Pumpkin soup

ardmore4, May 25, 10:25am
any good easy, tasty pumpkin soup recipes out there

dwebble, May 25, 11:02am
I like to keep mine simple, though I do variations on it. I figure if you have a good base, then from there you can be as creative as you like.
I cut up my pumpkin and boil it with a tsp of sugar.

Once its boiled I drain some of the water. I leave about enough that its still covering half the pumkin. I then add some cream, salt, pepper, a bit of veg or chicken stock (only a tsp or two), and a bit of smoked paprika. I blitz it hard out with my stick blender and then just add a bit of the left over juice and/or cream until its the consistency I want.
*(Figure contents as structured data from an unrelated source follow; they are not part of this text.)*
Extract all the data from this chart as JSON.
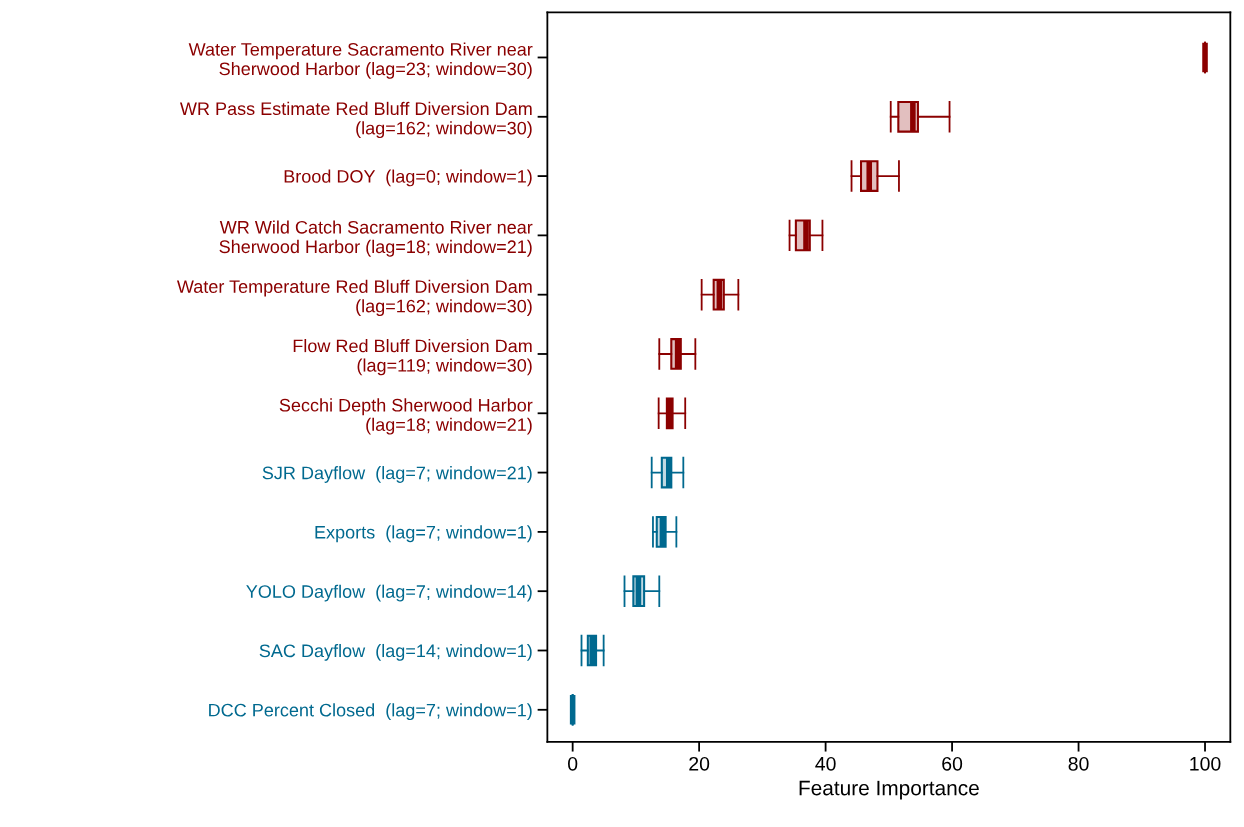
{
  "chart_data": {
    "type": "box",
    "orientation": "horizontal",
    "xlabel": "Feature Importance",
    "categories": [
      "Water Temperature Sacramento River near\nSherwood Harbor (lag=23; window=30)",
      "WR Pass Estimate Red Bluff Diversion Dam\n(lag=162; window=30)",
      "Brood DOY  (lag=0; window=1)",
      "WR Wild Catch Sacramento River near\nSherwood Harbor (lag=18; window=21)",
      "Water Temperature Red Bluff Diversion Dam\n(lag=162; window=30)",
      "Flow Red Bluff Diversion Dam\n(lag=119; window=30)",
      "Secchi Depth Sherwood Harbor\n(lag=18; window=21)",
      "SJR Dayflow  (lag=7; window=21)",
      "Exports  (lag=7; window=1)",
      "YOLO Dayflow  (lag=7; window=14)",
      "SAC Dayflow  (lag=14; window=1)",
      "DCC Percent Closed  (lag=7; window=1)"
    ],
    "series": [
      {
        "color": "#8b0000",
        "boxes": [
          {
            "low": 100,
            "q1": 100,
            "median": 100,
            "q3": 100,
            "high": 100
          },
          {
            "low": 50.3,
            "q1": 51.5,
            "median": 53.8,
            "q3": 54.6,
            "high": 59.6
          },
          {
            "low": 44.1,
            "q1": 45.6,
            "median": 46.9,
            "q3": 48.2,
            "high": 51.6
          },
          {
            "low": 34.3,
            "q1": 35.3,
            "median": 36.9,
            "q3": 37.5,
            "high": 39.5
          },
          {
            "low": 20.4,
            "q1": 22.3,
            "median": 23.2,
            "q3": 23.9,
            "high": 26.2
          },
          {
            "low": 13.7,
            "q1": 15.6,
            "median": 16.6,
            "q3": 17.1,
            "high": 19.4
          },
          {
            "low": 13.6,
            "q1": 14.9,
            "median": 15.3,
            "q3": 15.8,
            "high": 17.8
          },
          null,
          null,
          null,
          null,
          null
        ]
      },
      {
        "color": "#00698f",
        "boxes": [
          null,
          null,
          null,
          null,
          null,
          null,
          null,
          {
            "low": 12.5,
            "q1": 14.1,
            "median": 15.2,
            "q3": 15.6,
            "high": 17.5
          },
          {
            "low": 12.7,
            "q1": 13.3,
            "median": 14.2,
            "q3": 14.7,
            "high": 16.4
          },
          {
            "low": 8.2,
            "q1": 9.6,
            "median": 10.4,
            "q3": 11.3,
            "high": 13.7
          },
          {
            "low": 1.4,
            "q1": 2.4,
            "median": 3.1,
            "q3": 3.7,
            "high": 4.9
          },
          {
            "low": 0,
            "q1": 0,
            "median": 0,
            "q3": 0,
            "high": 0
          }
        ]
      }
    ],
    "xlim": [
      -4,
      104
    ],
    "xticks": [
      0,
      20,
      40,
      60,
      80,
      100
    ],
    "grid": false
  }
}
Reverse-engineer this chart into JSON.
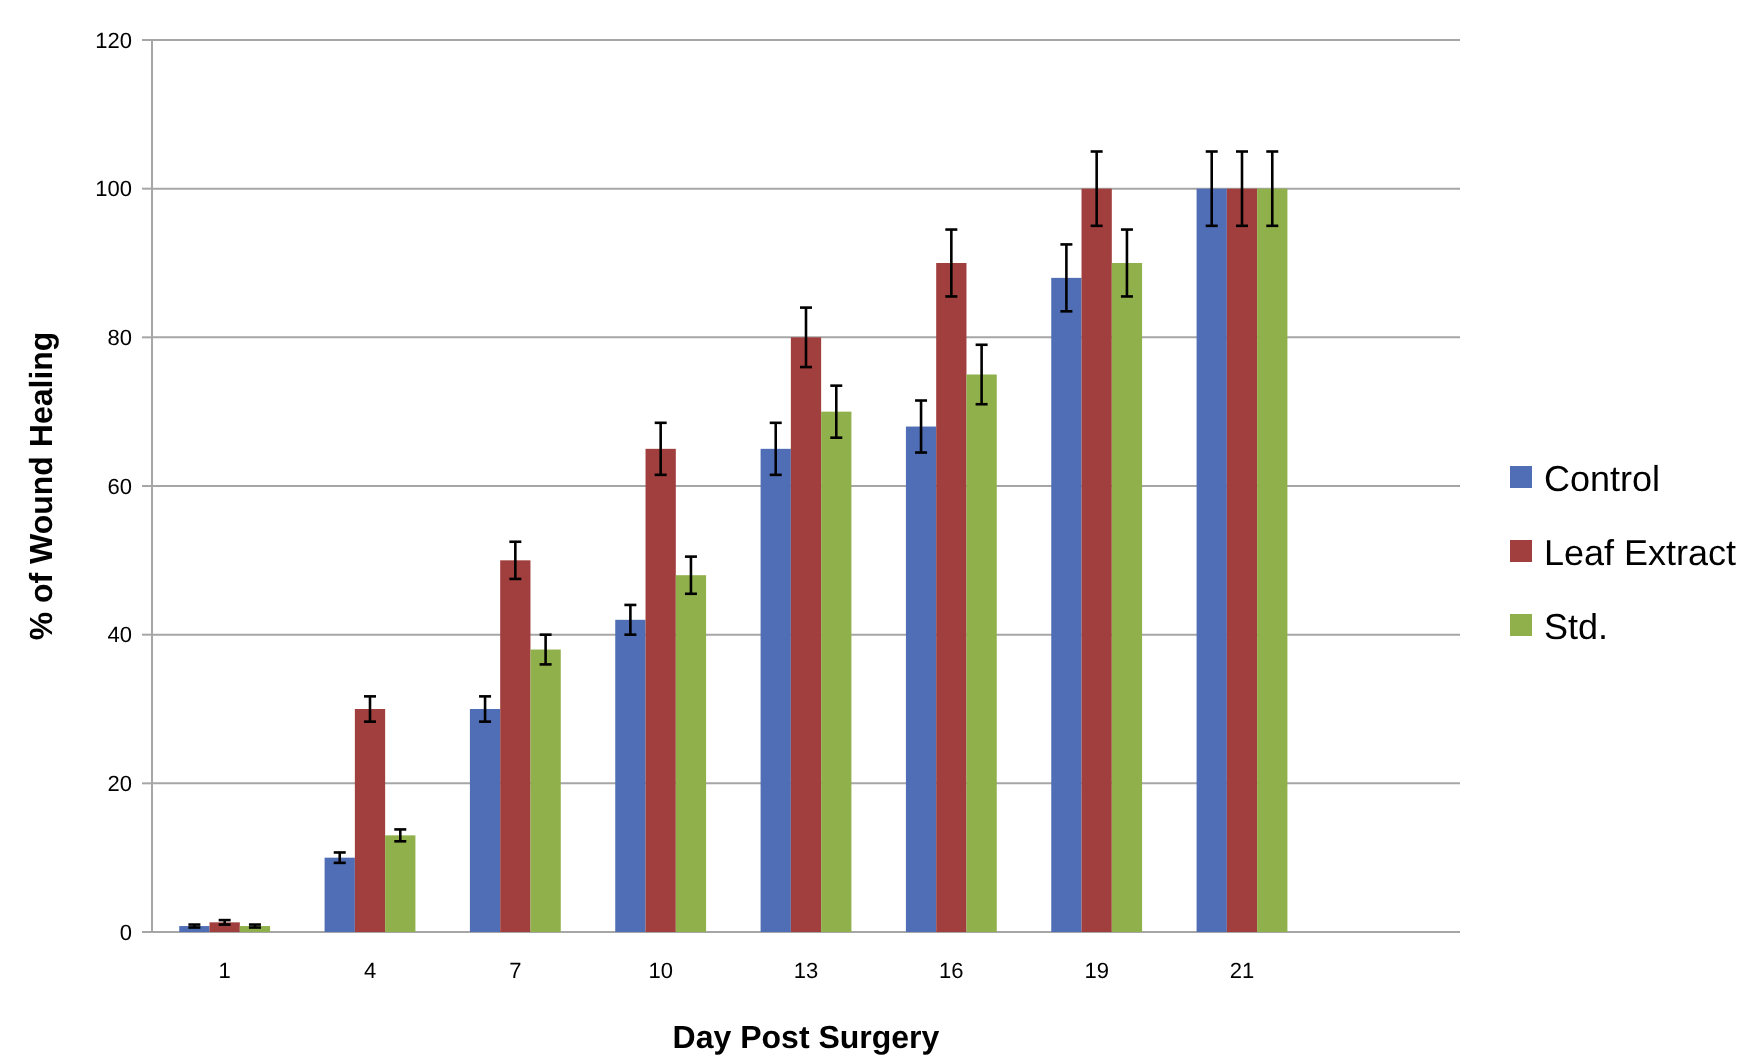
{
  "chart_data": {
    "type": "bar",
    "xlabel": "Day Post Surgery",
    "ylabel": "% of Wound Healing",
    "categories": [
      "1",
      "4",
      "7",
      "10",
      "13",
      "16",
      "19",
      "21"
    ],
    "series": [
      {
        "name": "Control",
        "color": "#4f6eb5",
        "values": [
          0.8,
          10,
          30,
          42,
          65,
          68,
          88,
          100
        ],
        "errors": [
          0.2,
          0.7,
          1.7,
          2,
          3.5,
          3.5,
          4.5,
          5
        ]
      },
      {
        "name": "Leaf Extract",
        "color": "#a03f3d",
        "values": [
          1.3,
          30,
          50,
          65,
          80,
          90,
          100,
          100
        ],
        "errors": [
          0.3,
          1.7,
          2.5,
          3.5,
          4,
          4.5,
          5,
          5
        ]
      },
      {
        "name": "Std.",
        "color": "#8fb04a",
        "values": [
          0.8,
          13,
          38,
          48,
          70,
          75,
          90,
          100
        ],
        "errors": [
          0.2,
          0.8,
          2,
          2.5,
          3.5,
          4,
          4.5,
          5
        ]
      }
    ],
    "ylim": [
      0,
      120
    ],
    "yticks": [
      0,
      20,
      40,
      60,
      80,
      100,
      120
    ],
    "grid": "y",
    "legend": "right"
  }
}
From there you can go as creative as you like and add any other flavours. But as I said I love mine pretty basic.

245sam, May 25, 11:03am
ardmore4, there have been lots of "good easy, tasty pumpkin soup recipes" here on this Trade Me MB so try doing a search here on the MB using 'pumpkin soup' as the Keyword and 'Anytime' as the Date posted option - that search should give you plenty of recipes to choose from. :-))

skata, May 25, 8:37pm
I always put cream in mine, gives it a lovely texture. Also two cans of creamed corn.
A tip for you;if you find it hard cutting the pumpkin, put it in the microwave for 10 minutes. That makes it really easy to cut and peel.

purplegoanna, May 25, 8:50pm
mine is a tm winner every winter. Roast Pumpkin & Garlic Soup
I use a whole lge white skinned ‘Crown or Grey pumpkins’, cut into wedges, peel skin, deseeded then half again, roast in olive oil with 1-2 lge garlic bulbs, broken into cloves and peeled. Separately dice & fry 5-6 rashers of bacon in a large saucepan. After bacon is browned add pumpkin pieces & garlic. Use a stick blender to blend into a smooth mix, adding enough chicken stock while blending until you get a nice thick soup consistency, then add, salt, pepper & 1tsp curry powder to taste. Reheat on low heat slowly and serve with grilled cheese toast. To impress guests add a dollop of sour cream just before serving, use a toothpick and draw lines from sour cream out

stormbaby, May 25, 9:34pm
My pumpkin pieces get roasted in a big frypan with whole garlic cloves (unpeeled). The garlic gets taken out. Then I fry up some onions and tumeric or cummin with salt and pepper in a big pot with a little butter, add a couple of litres of home made chicken stock. Add the pumpkin pieces, cook till tender. Then it gets cooled, put through a blender with the peeled, roasted and very tender garlic. Adjust the seasoning and voila, lashings of roasted pumkin and garlic soup.

stormbaby, May 25, 9:35pm
And that's very similar to purplegoannas. I got mine off the internet, it was the first one I found when googling Roast Pumpkin soup.

purplegoanna, May 25, 10:58pm
its just the bestest with cheesey toasted rolls. . my other fav is leek & potato

nauru, May 26, 6:47am
This is a real easy recipe and very nice.

1/2 large pumpkin peeled & chopped, 2-3 carrots chopped, 1 large onion chopped, 1 stick celery chopped, 2-3 cloves garlic chopped, 2 teasp turmeric, 1 teasp gd cumin, 1/2 -1 teasp gd coriander, 1 teasp curry powder, 4 bay leaves, bouquet garni (optional), 1 ltr stock, salt & pepper, chopped fresh coriander and parsley, oil, 1 cup milk & cream mixed.

Fry onion & garlic in a little oil, add spices and stir fry. Add pumpkin, carrot, celery and mix together. Add stock & herbs and stir, bring to boil then turn heat to simmer & cook until veges are soft. Remove herbs and blend soup until smooth. Return to pan, add fresh herbs and milk mixture and season to taste, stir until combined. If soup is thinner than you like, thicken with either a little cornflour or potato starch, if too thick thin with a little more milk.